The territorial split

The most effective families divide the labour. The applicant takes the creative territory: tutors, studio access, technician cover, the questions from the open day checklist, and above all the current students, who answer differently when parents are not adjacent. Encourage yours to peel off and do this solo.

The parent takes the costed territory, which is genuinely where you add value:

  • Accommodation, in numbers. Real weekly rents across the range (not the show flat), what the accommodation guarantee actually promises for offer-holders, contract lengths, and what happens if they come through Clearing.
  • The hidden course costs. Materials, printing, studio fees, compulsory trips. Creative degrees carry running costs other degrees do not; departments answer this question honestly when asked directly.
  • Support services. Mental health provision and its waiting times, disability support processes if relevant, hardship funds. The quality of the answer tells you about the institution’s honesty as much as its provision.
  • Logistics. Transport home, part-time work availability, campus safety at night, where the nearest supermarket actually is.

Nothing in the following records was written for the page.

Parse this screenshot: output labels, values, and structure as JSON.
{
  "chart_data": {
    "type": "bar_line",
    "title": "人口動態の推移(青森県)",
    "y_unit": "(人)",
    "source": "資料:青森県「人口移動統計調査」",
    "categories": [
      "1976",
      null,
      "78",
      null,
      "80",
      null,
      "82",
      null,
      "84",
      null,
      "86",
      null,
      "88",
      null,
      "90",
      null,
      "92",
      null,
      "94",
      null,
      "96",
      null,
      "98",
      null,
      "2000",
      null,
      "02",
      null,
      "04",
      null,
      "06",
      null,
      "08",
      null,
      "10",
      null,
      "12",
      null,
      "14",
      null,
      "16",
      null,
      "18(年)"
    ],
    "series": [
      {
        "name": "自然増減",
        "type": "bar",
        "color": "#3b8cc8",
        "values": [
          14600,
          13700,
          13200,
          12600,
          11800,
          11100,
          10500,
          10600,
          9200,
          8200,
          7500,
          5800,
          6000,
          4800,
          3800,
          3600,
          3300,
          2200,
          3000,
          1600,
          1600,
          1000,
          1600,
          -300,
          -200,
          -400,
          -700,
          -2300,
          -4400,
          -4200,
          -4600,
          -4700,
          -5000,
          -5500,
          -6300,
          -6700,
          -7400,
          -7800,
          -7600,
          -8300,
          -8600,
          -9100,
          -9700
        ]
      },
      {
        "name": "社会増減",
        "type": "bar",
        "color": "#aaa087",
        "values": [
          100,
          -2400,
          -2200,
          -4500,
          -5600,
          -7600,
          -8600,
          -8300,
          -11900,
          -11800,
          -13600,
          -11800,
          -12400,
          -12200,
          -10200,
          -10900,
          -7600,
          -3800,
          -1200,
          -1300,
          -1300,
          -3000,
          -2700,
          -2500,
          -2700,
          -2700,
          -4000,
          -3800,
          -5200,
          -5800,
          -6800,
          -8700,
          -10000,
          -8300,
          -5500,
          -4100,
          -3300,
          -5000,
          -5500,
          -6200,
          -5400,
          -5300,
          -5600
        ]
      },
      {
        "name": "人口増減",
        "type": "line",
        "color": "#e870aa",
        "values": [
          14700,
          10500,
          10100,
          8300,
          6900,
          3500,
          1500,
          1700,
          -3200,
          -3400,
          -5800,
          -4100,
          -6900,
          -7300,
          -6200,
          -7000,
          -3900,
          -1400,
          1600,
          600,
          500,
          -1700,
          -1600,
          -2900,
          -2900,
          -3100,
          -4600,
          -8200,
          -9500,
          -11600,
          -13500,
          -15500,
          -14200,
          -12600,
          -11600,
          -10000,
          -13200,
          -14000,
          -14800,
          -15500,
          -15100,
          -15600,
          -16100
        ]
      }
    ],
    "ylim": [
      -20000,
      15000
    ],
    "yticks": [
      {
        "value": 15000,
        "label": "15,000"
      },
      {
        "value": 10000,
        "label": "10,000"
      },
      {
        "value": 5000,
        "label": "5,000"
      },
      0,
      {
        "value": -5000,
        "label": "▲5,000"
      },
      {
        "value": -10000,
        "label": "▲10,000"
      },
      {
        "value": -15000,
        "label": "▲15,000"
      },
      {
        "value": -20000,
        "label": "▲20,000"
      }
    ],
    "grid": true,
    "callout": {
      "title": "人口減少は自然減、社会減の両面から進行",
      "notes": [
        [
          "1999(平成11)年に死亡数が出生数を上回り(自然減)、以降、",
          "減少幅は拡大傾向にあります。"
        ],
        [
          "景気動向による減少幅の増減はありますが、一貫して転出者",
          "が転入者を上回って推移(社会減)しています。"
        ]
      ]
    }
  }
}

Then compare notes on the way home, while it is fresh. Two observers with different briefs see a full picture; two people on the same tour see one.

How to read what you are shown

A little prospectus scepticism travels well: the day is still choreographed, just less so than an open day. Useful tells: whether current students volunteer enthusiasm or produce it on request, whether studios show real mess and work-in-progress or suspicious tidiness, how tutors talk about students in the third person (fondly, specifically, or not at all), and how any question about weaknesses is handled. A department that says “our building is tired but our contact hours are the best in the region” has told you something trustworthy in both halves. The Insider’s guide to prospectus language is worth reading on the train there.

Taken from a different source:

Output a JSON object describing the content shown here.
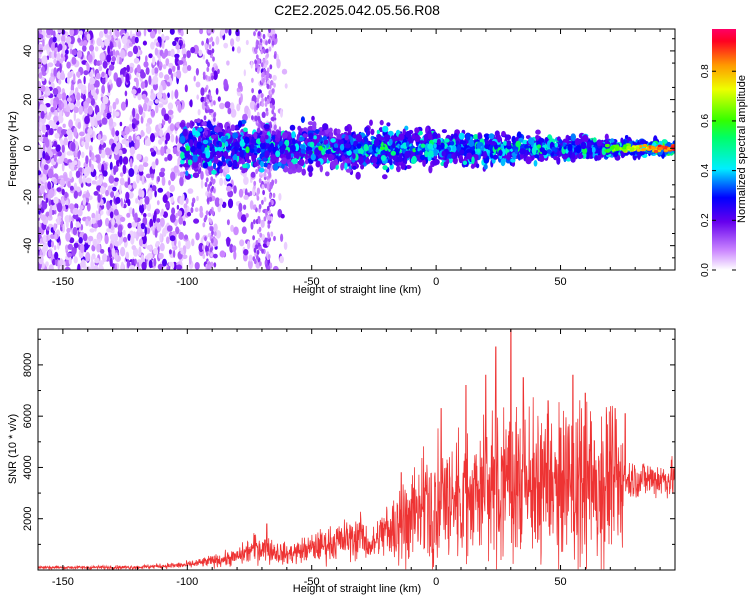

The hard part: whose decision it is

You will come away with a preference. Possibly a strong one, possibly financially reasoned, possibly correct. Offer it once, with its reasoning, and then let it lose gracefully if it loses, because the strongest predictor of a good first term is the student owning the choice. The most useful sentence a parent can deploy after an offer-holder day is not “I think you should pick X”; it is “what did you see today that changed anything?” Interrogate reasoning, fund the railcard for a second visit if they are torn, and remember that a choice made on tutors, cohort and studio access is a good choice even when the other option had the name your colleagues would recognise.

The decision framework the two of you can work through together is here. Bring biscuits to the conversation; it goes better.

Quickfire answers.

Common questions about parents.

What is the difference between an open day and an offer-holder day?

Open days sell to everyone; offer-holder days court people the university has already chosen. Expect smaller groups, actual course tutors, subject-specific sessions and better honesty, because the department is now closing a deal rather than filling a funnel.

Should parents attend offer-holder days?

Usually yes, and universities expect it: many run parallel parent sessions on finance and accommodation. The useful split is territorial: applicants take the studio and tutors; parents take costs, housing and logistics, then compare notes on the train home.

What questions should a parent ask?

The costed ones: real accommodation prices and guarantee terms, hidden course costs (materials, trips, printing), support services waiting times, and safety practicalities. Leave curriculum and creative questions to your applicant, in their own voice.

What if my child comes away wanting the "wrong" university?

Interrogate the reasoning, not the conclusion: ask what evidence moved them. A choice grounded in tutors, facilities and cohort deserves support even if the brand impresses your colleagues less. They are the one attending.